Knowing When to Seek Professional Help

For people with ongoing mental health disorders, symptoms tend to change over time. You may find that most of the time your symptoms are under control, especially if you are following a treatment plan and/or are taking steps on your own to manage your mental health.

An important part of managing your health is learning to recognize the early signs of a mental health episode so that you can take steps to prevent symptoms from developing into larger problems. If you have an ongoing mental health disorder, we recommend scheduling regular check-ins with your mental healthcare provider. If you begin having symptoms between appointments, there are several questions you can ask yourself to help determine whether you should seek professional help.

Am I experiencing an unusual amount of distress?


Watch this video about Scott, who never thought he was depressed until a therapist pointed it out to him.

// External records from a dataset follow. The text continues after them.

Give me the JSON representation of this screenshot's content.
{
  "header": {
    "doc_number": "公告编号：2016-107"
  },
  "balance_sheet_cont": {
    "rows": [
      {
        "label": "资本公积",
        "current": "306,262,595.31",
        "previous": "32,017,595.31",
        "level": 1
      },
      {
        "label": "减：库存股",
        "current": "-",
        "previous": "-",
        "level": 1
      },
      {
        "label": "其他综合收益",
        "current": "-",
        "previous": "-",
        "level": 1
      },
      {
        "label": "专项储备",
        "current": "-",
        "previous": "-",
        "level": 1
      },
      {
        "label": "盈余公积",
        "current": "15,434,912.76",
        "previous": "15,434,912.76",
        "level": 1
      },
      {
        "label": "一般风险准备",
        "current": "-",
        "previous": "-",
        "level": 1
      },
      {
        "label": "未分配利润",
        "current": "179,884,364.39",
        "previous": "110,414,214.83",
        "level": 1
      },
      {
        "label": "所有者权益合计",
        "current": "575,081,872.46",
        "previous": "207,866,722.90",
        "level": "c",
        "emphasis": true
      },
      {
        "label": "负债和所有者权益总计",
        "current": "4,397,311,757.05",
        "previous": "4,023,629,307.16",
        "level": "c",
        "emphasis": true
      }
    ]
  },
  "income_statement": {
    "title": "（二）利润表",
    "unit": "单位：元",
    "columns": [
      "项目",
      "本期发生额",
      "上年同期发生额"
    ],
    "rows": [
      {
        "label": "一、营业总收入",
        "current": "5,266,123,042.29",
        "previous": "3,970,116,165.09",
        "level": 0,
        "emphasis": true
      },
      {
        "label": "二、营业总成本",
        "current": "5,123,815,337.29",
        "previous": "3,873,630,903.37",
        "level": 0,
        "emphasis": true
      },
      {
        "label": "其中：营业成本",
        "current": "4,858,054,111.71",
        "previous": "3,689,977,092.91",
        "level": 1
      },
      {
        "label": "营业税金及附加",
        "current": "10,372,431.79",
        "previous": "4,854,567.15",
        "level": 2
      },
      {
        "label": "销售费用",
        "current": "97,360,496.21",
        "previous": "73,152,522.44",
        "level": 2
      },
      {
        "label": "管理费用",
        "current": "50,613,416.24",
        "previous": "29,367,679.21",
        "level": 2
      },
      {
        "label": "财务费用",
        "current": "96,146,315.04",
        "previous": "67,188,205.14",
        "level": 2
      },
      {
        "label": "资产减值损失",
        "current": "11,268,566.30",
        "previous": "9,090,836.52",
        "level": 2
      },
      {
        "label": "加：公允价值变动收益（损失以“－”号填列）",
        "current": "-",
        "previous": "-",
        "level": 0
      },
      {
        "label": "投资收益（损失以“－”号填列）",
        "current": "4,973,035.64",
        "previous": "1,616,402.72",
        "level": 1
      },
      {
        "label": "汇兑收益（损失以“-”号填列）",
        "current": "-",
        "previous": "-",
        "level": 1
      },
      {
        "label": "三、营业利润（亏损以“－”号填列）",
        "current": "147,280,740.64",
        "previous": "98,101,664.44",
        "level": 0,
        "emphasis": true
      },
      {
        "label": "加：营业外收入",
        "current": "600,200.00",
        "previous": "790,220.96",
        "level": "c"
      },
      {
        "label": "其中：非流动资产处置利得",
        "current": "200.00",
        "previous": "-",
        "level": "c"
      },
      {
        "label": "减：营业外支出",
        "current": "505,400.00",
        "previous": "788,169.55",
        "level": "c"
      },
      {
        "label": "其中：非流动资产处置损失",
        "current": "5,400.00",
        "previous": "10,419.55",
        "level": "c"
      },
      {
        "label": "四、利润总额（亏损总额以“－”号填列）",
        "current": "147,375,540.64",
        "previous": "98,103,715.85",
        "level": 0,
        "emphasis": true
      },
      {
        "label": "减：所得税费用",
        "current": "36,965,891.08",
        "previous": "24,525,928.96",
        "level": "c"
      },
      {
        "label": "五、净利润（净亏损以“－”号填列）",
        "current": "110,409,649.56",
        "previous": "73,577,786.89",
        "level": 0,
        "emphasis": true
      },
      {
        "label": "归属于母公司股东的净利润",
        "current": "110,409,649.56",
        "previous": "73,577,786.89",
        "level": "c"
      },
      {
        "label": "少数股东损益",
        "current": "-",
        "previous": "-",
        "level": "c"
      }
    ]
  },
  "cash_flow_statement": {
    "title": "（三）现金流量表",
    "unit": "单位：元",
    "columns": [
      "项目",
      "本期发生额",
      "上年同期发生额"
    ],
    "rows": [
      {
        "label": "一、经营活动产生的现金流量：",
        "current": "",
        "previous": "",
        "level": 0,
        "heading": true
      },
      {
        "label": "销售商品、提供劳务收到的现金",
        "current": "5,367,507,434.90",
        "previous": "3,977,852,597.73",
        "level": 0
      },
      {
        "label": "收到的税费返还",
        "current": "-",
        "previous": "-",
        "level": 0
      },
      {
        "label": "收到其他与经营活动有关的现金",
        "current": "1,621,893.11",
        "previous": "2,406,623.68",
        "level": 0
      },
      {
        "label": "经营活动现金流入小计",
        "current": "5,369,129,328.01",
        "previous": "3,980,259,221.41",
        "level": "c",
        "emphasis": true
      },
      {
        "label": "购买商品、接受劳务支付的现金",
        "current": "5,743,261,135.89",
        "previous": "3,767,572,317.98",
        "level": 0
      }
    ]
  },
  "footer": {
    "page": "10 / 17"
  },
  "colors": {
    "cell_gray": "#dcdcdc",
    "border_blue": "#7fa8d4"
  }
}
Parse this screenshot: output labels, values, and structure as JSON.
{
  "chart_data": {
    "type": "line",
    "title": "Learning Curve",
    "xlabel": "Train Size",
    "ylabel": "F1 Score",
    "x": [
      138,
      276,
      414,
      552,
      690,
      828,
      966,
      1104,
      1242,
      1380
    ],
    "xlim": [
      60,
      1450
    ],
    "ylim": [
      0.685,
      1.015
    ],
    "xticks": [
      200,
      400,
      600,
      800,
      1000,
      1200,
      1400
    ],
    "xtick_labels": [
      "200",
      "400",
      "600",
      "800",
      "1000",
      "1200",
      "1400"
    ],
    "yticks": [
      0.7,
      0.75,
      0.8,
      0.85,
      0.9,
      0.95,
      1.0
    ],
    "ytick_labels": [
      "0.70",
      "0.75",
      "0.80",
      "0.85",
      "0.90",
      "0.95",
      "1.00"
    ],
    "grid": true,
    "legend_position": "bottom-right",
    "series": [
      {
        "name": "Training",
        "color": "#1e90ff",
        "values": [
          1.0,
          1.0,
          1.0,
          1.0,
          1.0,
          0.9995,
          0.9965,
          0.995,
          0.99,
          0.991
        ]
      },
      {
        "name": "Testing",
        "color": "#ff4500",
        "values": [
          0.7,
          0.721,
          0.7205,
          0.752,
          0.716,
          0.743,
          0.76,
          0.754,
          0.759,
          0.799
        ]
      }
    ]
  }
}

Everyone, regardless of whether or not they have been diagnosed with a mental health disorder, experiences distress from time to time. Distress is a term used to describe various negative feelings and experiences, including:

  • Sadness
  • Anger
  • Irritability
  • Fear
  • Anxiety
  • Helplessness
  • Confusion
  • Embarrassment

For most people, distress is an ordinary and brief reaction to a negative or stressful event. Although unpleasant, distress usually doesn’t lead to serious problems. But people with mental health disorders tend to experience distress more frequently and more intensely. Moreover, distress can signal the beginning of a mental health episode that could interfere with daily functioning. So it is important for people with mental health disorders to be aware of their experiences and know when to seek professional help. When does distress become something more serious that requires professional attention? There is no easy answer to this question, but below are some general characteristics that can be helpful in gauging the severity of distress.  

NOTE: This list is not intended to replace a professional evaluation.

Characteristics of Typical Distress and Distress Requiring Professional Attention

Typical distress

Distress requiring professional attention

  • Usually begins to subside after a few hours or days
  • Often does not subside for weeks, months, or even years
  • Usually has an identifiable cause, such as:
    • Having an argument with a friend or loved one
    • Performing poorly on a major test or assignment
    • Receiving disappointing news
    • Finding out a friend lied to you
  • Might not have a clearly identifiable cause:
    • Crying frequently without knowing why
    • Having angry outbursts at others for no apparent reason
    • Feeling anxious in situations that are usually considered non-threatening
  • Usually has a reasonable intensity given the circumstances:
    • Crying for a few days after a romantic breakup
    • Feeling butterflies in your stomach before a major exam or presentation
    • Not talking to a friend for a time after he/she betrays your trust
  • Is often out of proportion to the circumstances:
    • Feeling worthless or hopeless after performing poorly on an exam
    • Angry outbursts over small problems
    • Avoiding classes or social situations because they make you feel very anxious
  • Gets better, at least briefly, when something good happens
  • Might not get better even when something good happens


Consider talking to your care provider if:

  • Your distress leads to dangerous thoughts or behavior, such as considering suicide or physically harming your body. If you are having suicidal thoughts , click here now or call 734-936-5900. If you have an emergency medical situation, call 911.
  • Your distress lasts for a long time (weeks, months or years).
  • Your distress seems out of proportion to your problems.
  • You feel distressed frequently and you are not sure why.
  • You continue feeling bad even when good things happen.
  • You find that distress interferes with your ability to live life the way you want to live it.
  • You feel a need to use alcohol or drugs in order to feel better.

Am I having difficulty functioning?

Problems require professional help when they persistently interfere with important areas of your life. Ask yourself the following questions, and if you answer "yes" to any of them, consider talking to your mental health care provider:

  • Am I having difficulty carrying out or completing my normal activities and responsibilities?
  • Am I unable to do my class work, or has class work suffered, because of the way I have been feeling or acting?
  • Am I having difficulty interacting with friends, classmates or strangers?
  • Has my behavior damaged my relationships with friends or family members?
  • Have I been avoiding people or important situations frequently because I have been feeling anxious?
  • Has my drinking or drug use interfered with my relationships, my academic performance or my other responsibilities?

Are other people concerned about me?

Sometimes it’s difficult for us to recognize when we are having problems that may be obvious to friends or loved ones. If someone you trust expresses concern about your health or behavior, don’t dismiss it without taking time to consider their concerns objectively. Consider the other person’s perspective and find out why they are concerned.

Ask yourself the following questions:

  • Has someone recently told me that I’ve been acting differently?
  • Has someone recently told me that I have been treating people differently?
  • Are other people worried about how I’ve been acting?
  • Are other people finding it difficult to interact with me?
  • Has someone expressed concern about my weight or my eating habits?
  • Has someone objected to or shown concern about how much I have been drinking or using drugs?